People are also a factor. Monopoli acknowledges that change is always difficult. It can bring opportunities, but it also brings with it a sense of uncertainty. To that latter point, oral health integration into patient-centered healthcare has been met with hesitancy across the board.

“Dentists are a bit wary because they have been a bit separated,” Monopoli says. “But I think as it becomes clearer what needs to happen, and it becomes clearer that all of this is happening, whether anyone likes it or not, to be at the table and be a participant in the change is much better than having the change happen to you.”

Working Toward a Goal

Monopoli says that DentaQuest’s goal, rather than focus specifically on PCMH, is to make sure that whatever patient-centered models are developed, that they define the best model for patient-centeredness. He explains that while the organization is participating in some PCMH activity, its goal is broader.

“We want to make sure that oral health is there from the beginning,” he says. “To be either the driver or be in the passenger seat, at least, but definitely not out in front of the bulldozer.”

To that end, DentaQuest has been working with organizations such as the REACH Healthcare Foundation, headquartered in Kansas City, KS to examine patient-centered care, integration of care, and how health disciplines can interact with each other in a productive way.

Within that initiative DentaQuest has been working with a large group of physicians to develop an online curriculum for the broadest range of healthcare providers to look at oral health; to be trained in aspects of oral health across the lifespan. The training modules start at childhood and extend to a geriatric module, giving information for all of the provider disciplines about how to address oral health.

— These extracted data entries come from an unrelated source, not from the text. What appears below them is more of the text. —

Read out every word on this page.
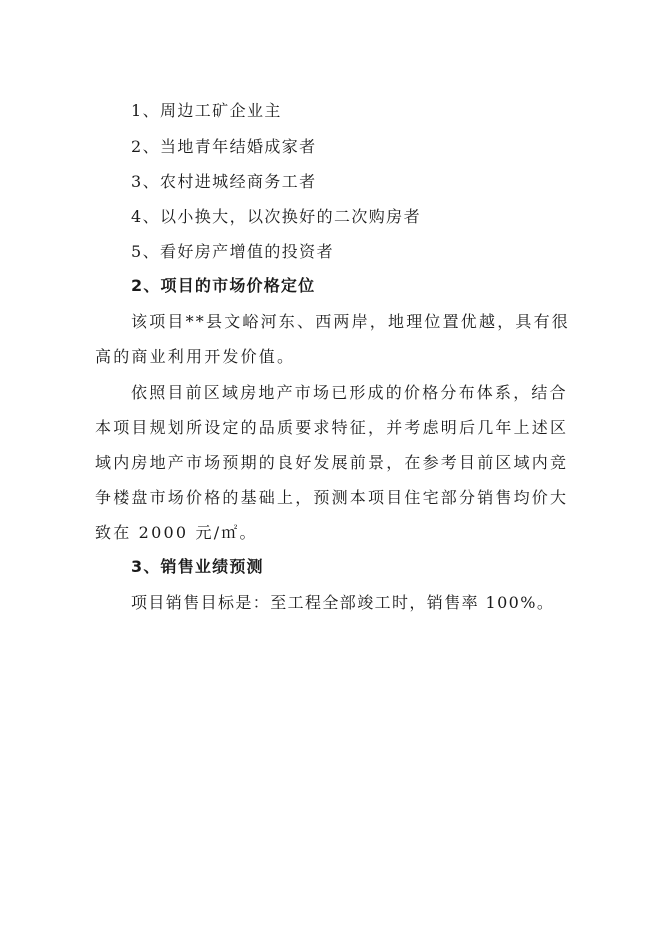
1、周边工矿企业主
2、当地青年结婚成家者
3、农村进城经商务工者
4、以小换大，以次换好的二次购房者
5、看好房产增值的投资者
2、项目的市场价格定位
该项目**县文峪河东、西两岸，地理位置优越，具有很
高的商业利用开发价值。
依照目前区域房地产市场已形成的价格分布体系，结合
本项目规划所设定的品质要求特征，并考虑明后几年上述区
域内房地产市场预期的良好发展前景，在参考目前区域内竞
争楼盘市场价格的基础上，预测本项目住宅部分销售均价大
致在 2000 元/㎡。
3、销售业绩预测
项目销售目标是：至工程全部竣工时，销售率 100%。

“We want physicians and other medical providers, behavioral providers, to address oral health, but we also want dentists to be able to address issues of general health,” Monopoli says. “And to make sure that referrals and navigation for patients across both are equal and well developed.”

Financial Sense

Monopoli believes that by engaging in patient-centered oral health integration efforts, dental practices can both directly and indirectly financial benefits through more developed referral mechanisms. For example, if dentists identify underlying health issues and can refer them to medical providers, that makes their patients healthier and more apt to complete care. Additionally, when health providers see patients and refer them back to dentists it results in the establishment of robust relationships.

“I think that as health payers start to look at value-based payments and look for improved outcomes as the way to incentivize payment among providers, I think it’s going to be more and more important for dentists to have a sense of their role in promoting improved outcomes that are beyond not having untreated dental decay,” Monopoli says. “For oral health people to be at the table to be able to define what those outcomes are and what it could look like makes financial sense.”